Belarus to head off Russia power cut: report

27th June 2011, Comments 0 comments

Belarus intends to make a late debt payment to Russia by end of day Monday to avoid a threatened electricity cut, a government source told the Interfax news agency.

The former Soviet republic receives only about a tenth of its electricity from Russia but was hit by a politically damaging partial shutdown this month that underscored the severity of its current economic downturn.

Last week, power utility Belenergo failed to pay the second installment on a $54 million (38 million euros) debt to Russia because the National Bank of Belarus lacked sufficient Russian rubles.

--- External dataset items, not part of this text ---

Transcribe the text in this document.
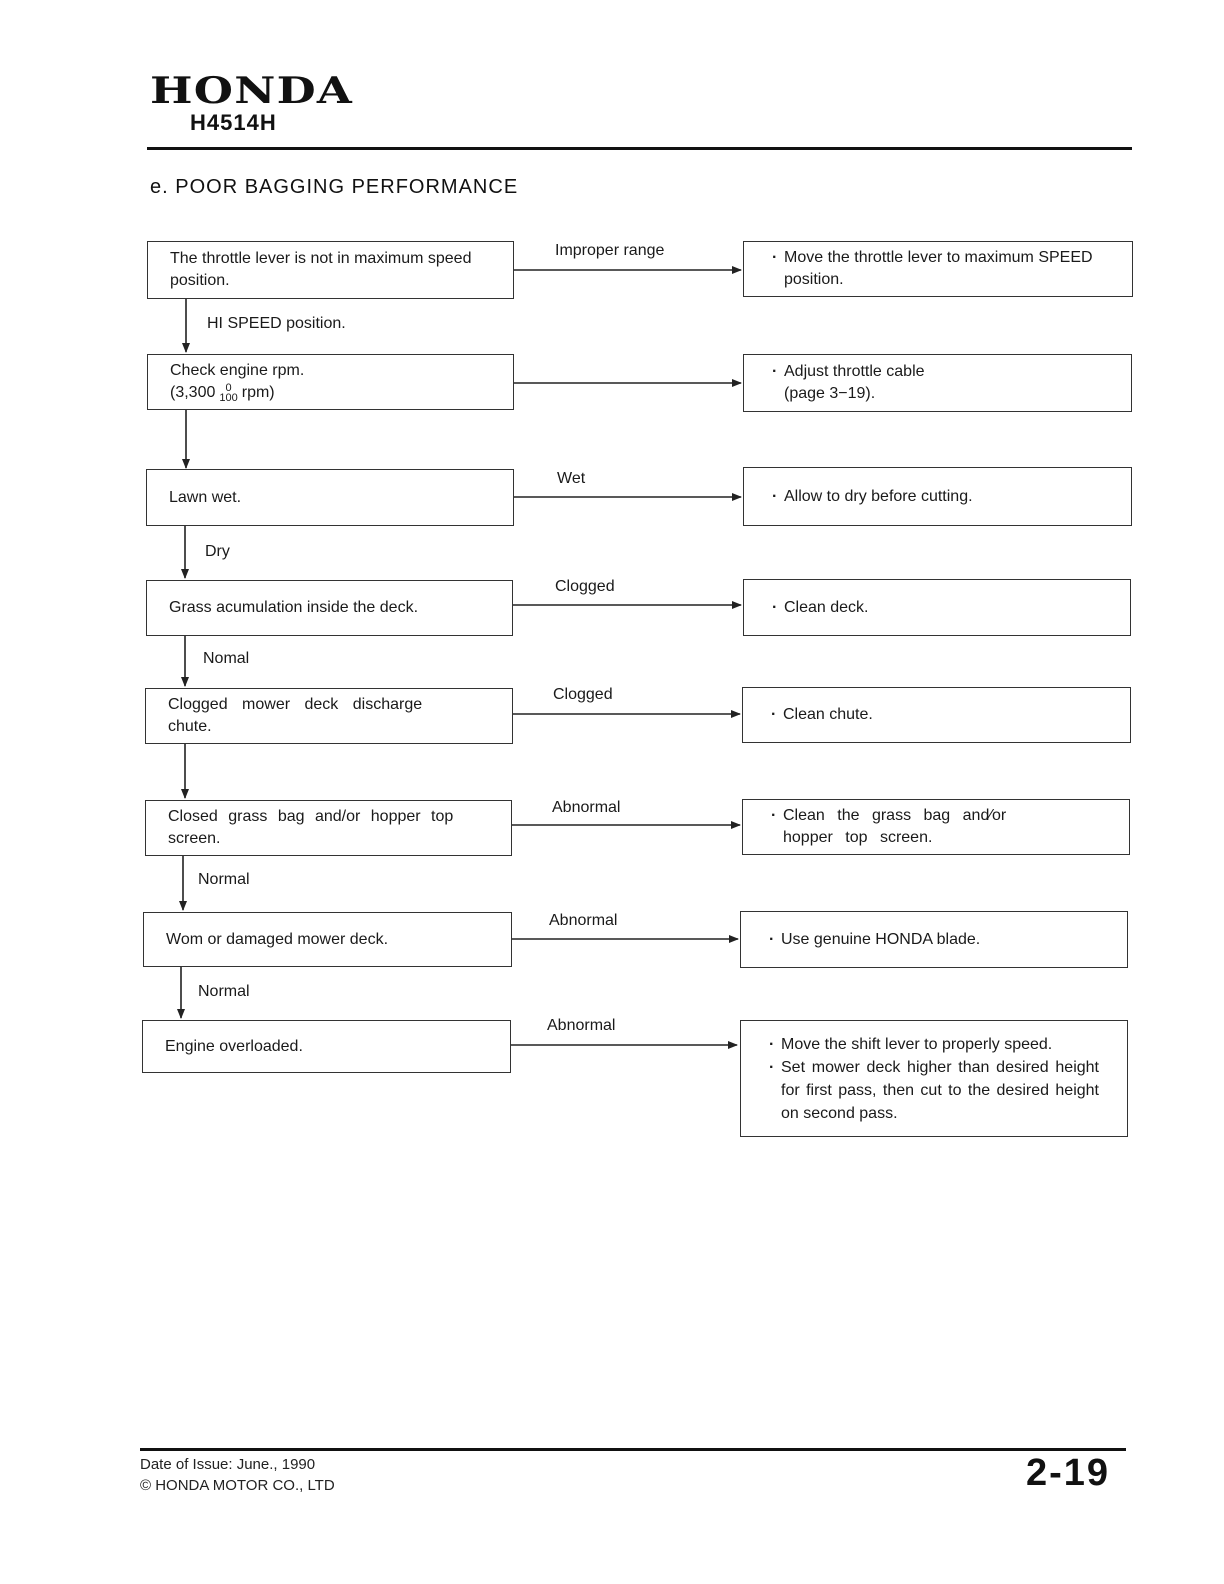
HONDA
H4514H
e. POOR BAGGING PERFORMANCE
The throttle lever is not in maximum speed position.
Improper range	· Move the throttle lever to maximum SPEED position.
HI SPEED position.
Check engine rpm.
(3,300 0
100 rpm)
· Adjust throttle cable (page 3−19).
Lawn wet.
Wet
· Allow to dry before cutting.
Dry
Grass acumulation inside the deck.
Clogged
· Clean deck.
Nomal
Clogged mower deck discharge chute.
Clogged
· Clean chute.
Closed grass bag and/or hopper top screen.
Abnormal	· Clean the grass bag and∕or hopper top screen.
Normal
Wom or damaged mower deck.
Abnormal
· Use genuine HONDA blade.
Normal
Engine overloaded.
Abnormal
· Move the shift lever to properly speed.
· Set mower deck higher than desired height for first pass, then cut to the desired height on second pass.
Date of Issue: June., 1990
© HONDA MOTOR CO., LTD	2-19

The Belarus government source said Belenergo should be able to draw enough Russian currency to meet the payment after Moscow released the first tranche of a $3 billion bailout loan to its neighbor last week.

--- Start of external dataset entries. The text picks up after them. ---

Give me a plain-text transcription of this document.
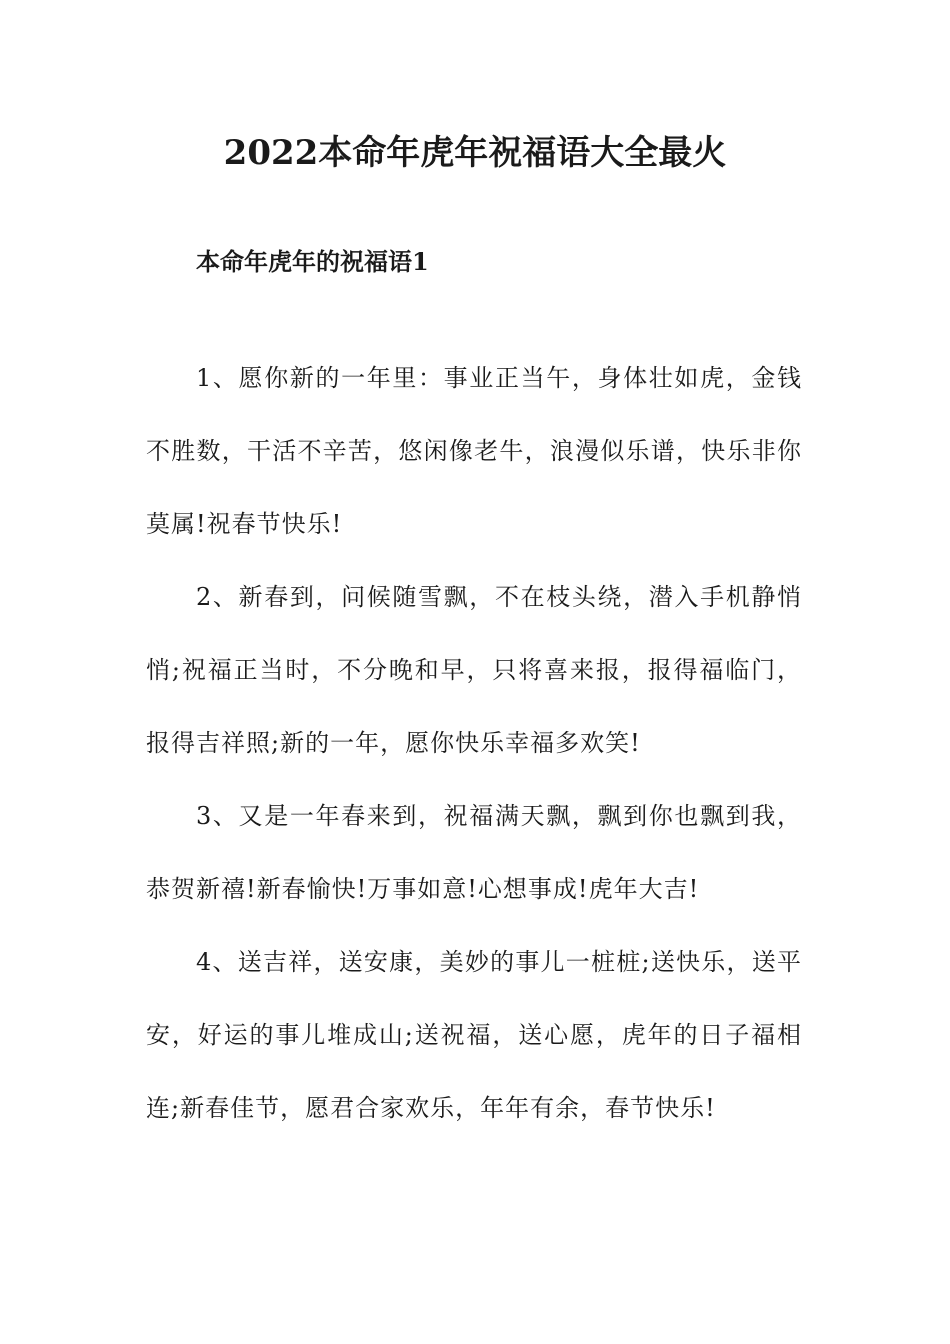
2022本命年虎年祝福语大全最火
本命年虎年的祝福语1

1、愿你新的一年里：事业正当午，身体壮如虎，金钱不胜数，干活不辛苦，悠闲像老牛，浪漫似乐谱，快乐非你莫属!祝春节快乐!

2、新春到，问候随雪飘，不在枝头绕，潜入手机静悄悄;祝福正当时，不分晚和早，只将喜来报，报得福临门，报得吉祥照;新的一年，愿你快乐幸福多欢笑!

3、又是一年春来到，祝福满天飘，飘到你也飘到我，恭贺新禧!新春愉快!万事如意!心想事成!虎年大吉!

4、送吉祥，送安康，美妙的事儿一桩桩;送快乐，送平安，好运的事儿堆成山;送祝福，送心愿，虎年的日子福相连;新春佳节，愿君合家欢乐，年年有余，春节快乐!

"We are pretty confident that we will find the currency and make the payment," Interfax cited the government source as saying.

A spokesman for Russia's Inter RAO UES utility said a decision to cut power to Belarus would be made on Tuesday if necessary.

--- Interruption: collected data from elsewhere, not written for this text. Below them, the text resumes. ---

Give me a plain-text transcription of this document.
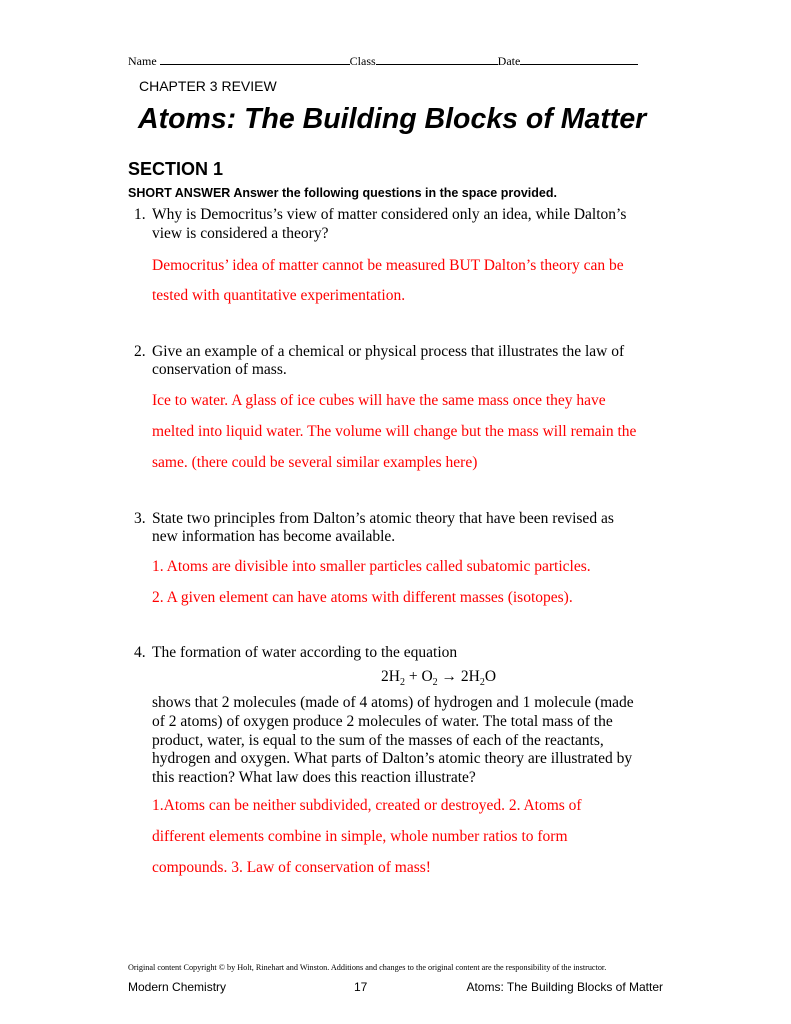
Name	Class	Date
CHAPTER 3 REVIEW
Atoms: The Building Blocks of Matter
SECTION 1
SHORT ANSWER Answer the following questions in the space provided.
1. Why is Democritus’s view of matter considered only an idea, while Dalton’s
view is considered a theory?
Democritus’ idea of matter cannot be measured BUT Dalton’s theory can be
tested with quantitative experimentation.
2. Give an example of a chemical or physical process that illustrates the law of
conservation of mass.
Ice to water. A glass of ice cubes will have the same mass once they have
melted into liquid water. The volume will change but the mass will remain the
same. (there could be several similar examples here)
3. State two principles from Dalton’s atomic theory that have been revised as
new information has become available.
1. Atoms are divisible into smaller particles called subatomic particles.
2. A given element can have atoms with different masses (isotopes).
4. The formation of water according to the equation
$2H_2 + O_2 \to 2H_2O$
shows that 2 molecules (made of 4 atoms) of hydrogen and 1 molecule (made
of 2 atoms) of oxygen produce 2 molecules of water. The total mass of the
product, water, is equal to the sum of the masses of each of the reactants,
hydrogen and oxygen. What parts of Dalton’s atomic theory are illustrated by
this reaction? What law does this reaction illustrate?
1.Atoms can be neither subdivided, created or destroyed. 2. Atoms of
different elements combine in simple, whole number ratios to form
compounds. 3. Law of conservation of mass!
Original content Copyright © by Holt, Rinehart and Winston. Additions and changes to the original content are the responsibility of the instructor.
Modern Chemistry	17	Atoms: The Building Blocks of Matter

The cut-off threat came amid Moscow's efforts to convince President Alexander Lukashenko to accept the terms of a privatisation programme that could see prized Belarus assets end up in the hands of Russian companies.

The sell-off is a part of the Russian loan agreement but Lukashenko has yet to put any of the country's main assets up for sale.

The $800 million received by Belarus last week will only meet the country's most immediate hard currency needs and some analysts predict another forced local currency devaluation before a second tranche arrives at the end of the year.

Belarus devalued its currency by 36 percent against the dollar last month. But the local ruble still sells at about 40 percent lower than the official rate on the black market.

The cash crunch was sparked by a jump in the price charged by Russia for its energy and a lavish state spending programme orchestrated by Lukashenko prior to his controversial re-election last year.